Gérard Seznec est le conservateur du Musée de la Légion Étrangère, à Aubagne, il invite « à une exposition entre terre et mer, du 21 septembre 2017 au 15 janvier 2018 », évoque le Garlaban : « un repère pour les marins grecs ». Il parle d’une envie d’ailleurs « symbolisé par les 159 nationalités que l’on retrouve au sein de la Légion ». Il rappelle également que « l’Océan Indien constitue depuis des siècles une route maritime majeure, au cœur des flux commerciaux entre l’Europe, le Moyen-Orient et l’Asie. Hier route de la soie et aujourd’hui du pétrole, c’est un espace stratégique que les puissances européennes, depuis l’époque des explorations, tentent de contrôler ». « Et c’est là l’objet de l’exposition, dévoile-t-il de Madagascar à Djibouti en passant par les Comores, la Légion a sillonné l’océan Indien. Et oui, la Légion ne s’est pas illustrée qu’en forêt ou dans le désert saharien. Elle a aussi le pied marin !  » Au cœur du nouveau musée de la légion étrangère, inauguré en 2013, la scénographie propose des espaces variés : mise en scène de la vie de garnison, présentation d’objets exotiques dans un cabinet de curiosités et des aquarelles façon "carnet de voyage" rythment le parcours et embarquent les visiteurs aux côtés des légionnaires.

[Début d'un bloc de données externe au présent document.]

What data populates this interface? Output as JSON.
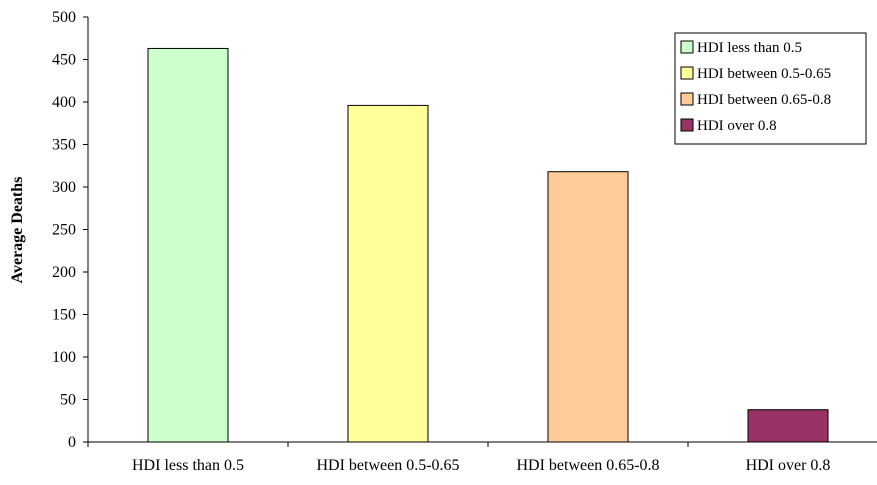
{
  "chart_data": {
    "type": "bar",
    "categories": [
      "HDI less than 0.5",
      "HDI between 0.5-0.65",
      "HDI between 0.65-0.8",
      "HDI over 0.8"
    ],
    "values": [
      463,
      396,
      318,
      38
    ],
    "colors": [
      "#ccffcc",
      "#ffff99",
      "#ffcc99",
      "#993366"
    ],
    "title": "",
    "xlabel": "",
    "ylabel": "Average Deaths",
    "ylim": [
      0,
      500
    ],
    "yticks": [
      "0",
      "50",
      "100",
      "150",
      "200",
      "250",
      "300",
      "350",
      "400",
      "450",
      "500"
    ],
    "grid": false,
    "legend": {
      "placement": "top-right",
      "entries": [
        "HDI less than 0.5",
        "HDI between 0.5-0.65",
        "HDI between 0.65-0.8",
        "HDI over 0.8"
      ]
    }
  }
}
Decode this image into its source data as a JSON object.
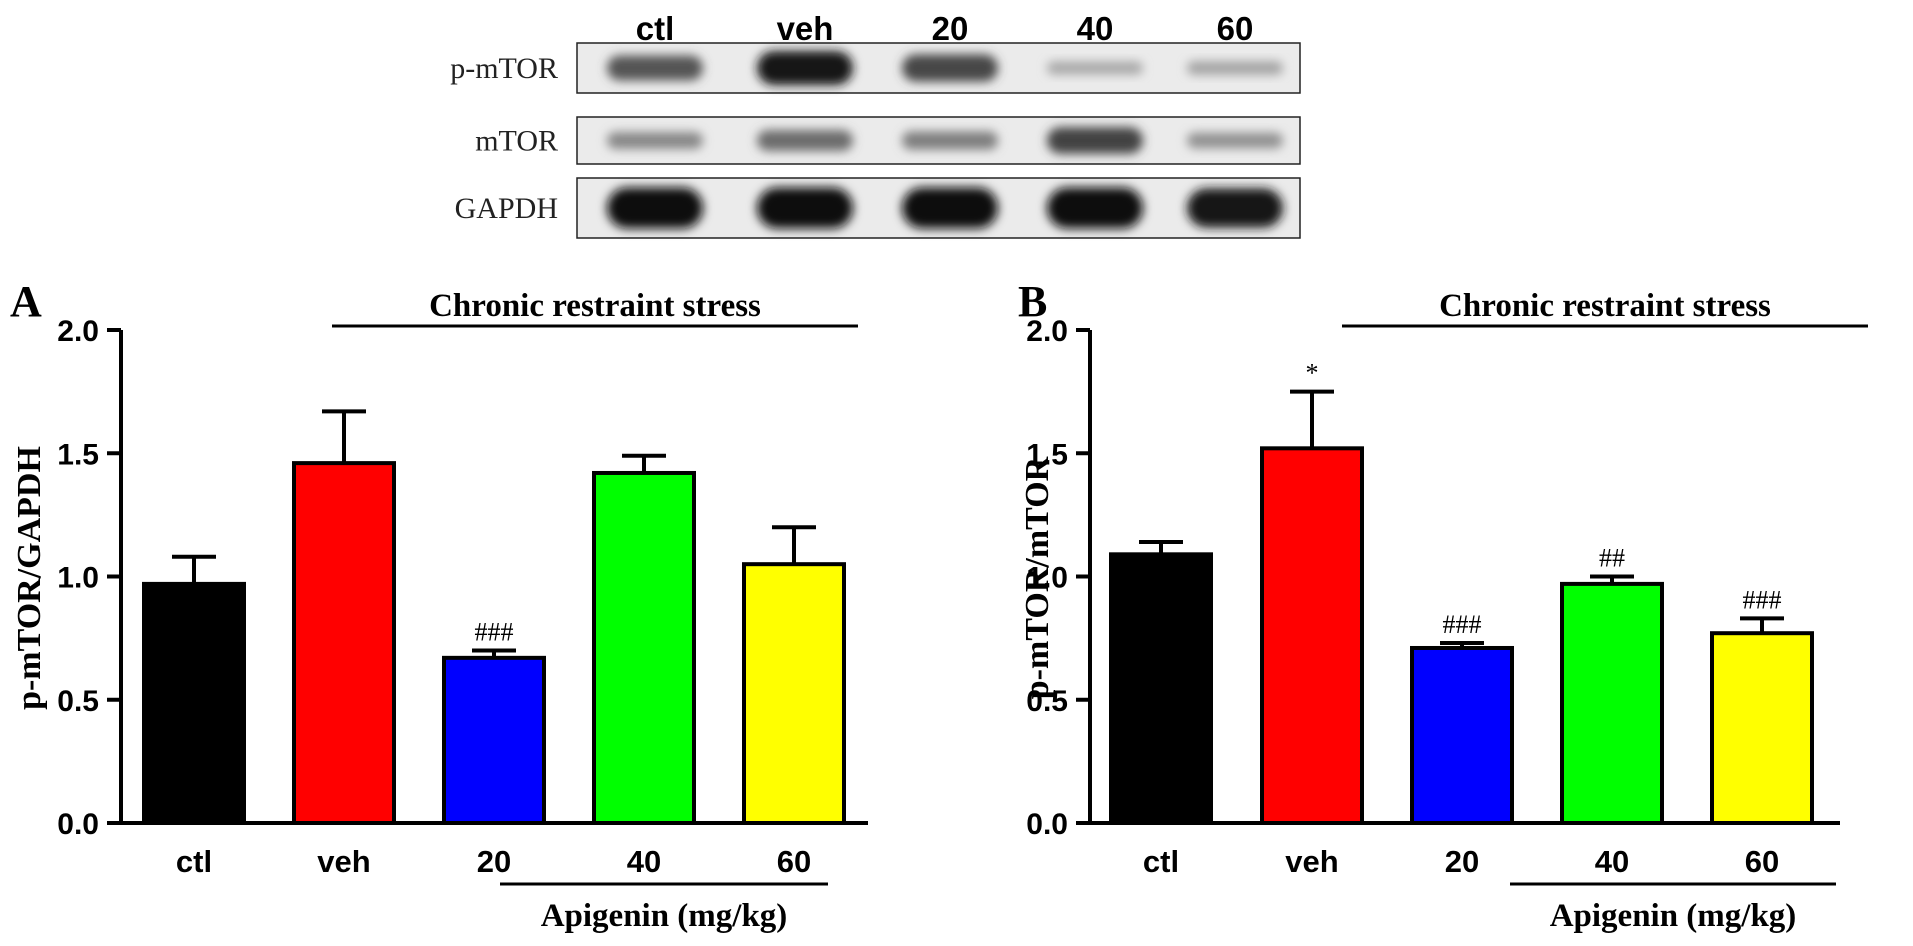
{
  "western_blot": {
    "lanes": [
      "ctl",
      "veh",
      "20",
      "40",
      "60"
    ],
    "rows": [
      {
        "label": "p-mTOR",
        "intensity": [
          0.62,
          0.95,
          0.7,
          0.18,
          0.2
        ]
      },
      {
        "label": "mTOR",
        "intensity": [
          0.35,
          0.5,
          0.4,
          0.72,
          0.3
        ]
      },
      {
        "label": "GAPDH",
        "intensity": [
          1.0,
          1.0,
          1.0,
          1.0,
          0.95
        ]
      }
    ]
  },
  "chart_data": [
    {
      "type": "bar",
      "panel": "A",
      "ylabel": "p-mTOR/GAPDH",
      "xlabel": "Apigenin (mg/kg)",
      "bracket_label": "Chronic restraint stress",
      "categories": [
        "ctl",
        "veh",
        "20",
        "40",
        "60"
      ],
      "values": [
        0.97,
        1.46,
        0.67,
        1.42,
        1.05
      ],
      "errors": [
        0.11,
        0.21,
        0.03,
        0.07,
        0.15
      ],
      "annotations": [
        "",
        "",
        "###",
        "",
        ""
      ],
      "colors": [
        "#000000",
        "#ff0000",
        "#0000ff",
        "#00ff00",
        "#ffff00"
      ],
      "ylim": [
        0,
        2.0
      ],
      "yticks": [
        "0.0",
        "0.5",
        "1.0",
        "1.5",
        "2.0"
      ]
    },
    {
      "type": "bar",
      "panel": "B",
      "ylabel": "p-mTOR/mTOR",
      "xlabel": "Apigenin (mg/kg)",
      "bracket_label": "Chronic restraint stress",
      "categories": [
        "ctl",
        "veh",
        "20",
        "40",
        "60"
      ],
      "values": [
        1.09,
        1.52,
        0.71,
        0.97,
        0.77
      ],
      "errors": [
        0.05,
        0.23,
        0.02,
        0.03,
        0.06
      ],
      "annotations": [
        "",
        "*",
        "###",
        "##",
        "###"
      ],
      "colors": [
        "#000000",
        "#ff0000",
        "#0000ff",
        "#00ff00",
        "#ffff00"
      ],
      "ylim": [
        0,
        2.0
      ],
      "yticks": [
        "0.0",
        "0.5",
        "1.0",
        "1.5",
        "2.0"
      ]
    }
  ]
}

Alors, pour l’universitaire Gilbert Buti : « L’appel du large, entendu par Marius qui reconnaît "La Malaisie" à sa seule sirène, l’a également été par des hommes des terroirs proches ou plus lointains, des hommes d’ici ou venus d’ailleurs. Ainsi l’outre-
mer est également associé au destin de la Légion étrangère basée à Aubagne
 ».
« Le patrimoine maritime, indique-t-il, qui se décline sous diverses composantes, architecturales ou culinaires, témoigne de cette ouverture sur le monde. La mer a été et reste un lien très fort dans le destin de la Provence en général et des Bouches-du-Rhône en particulier. Voilà qui renvoie à la décision de Marius : « Alors moi tiens, vé je prends le large ! Et je le prends de suite !" Mais, pour revenir très vite au port d’attache... ».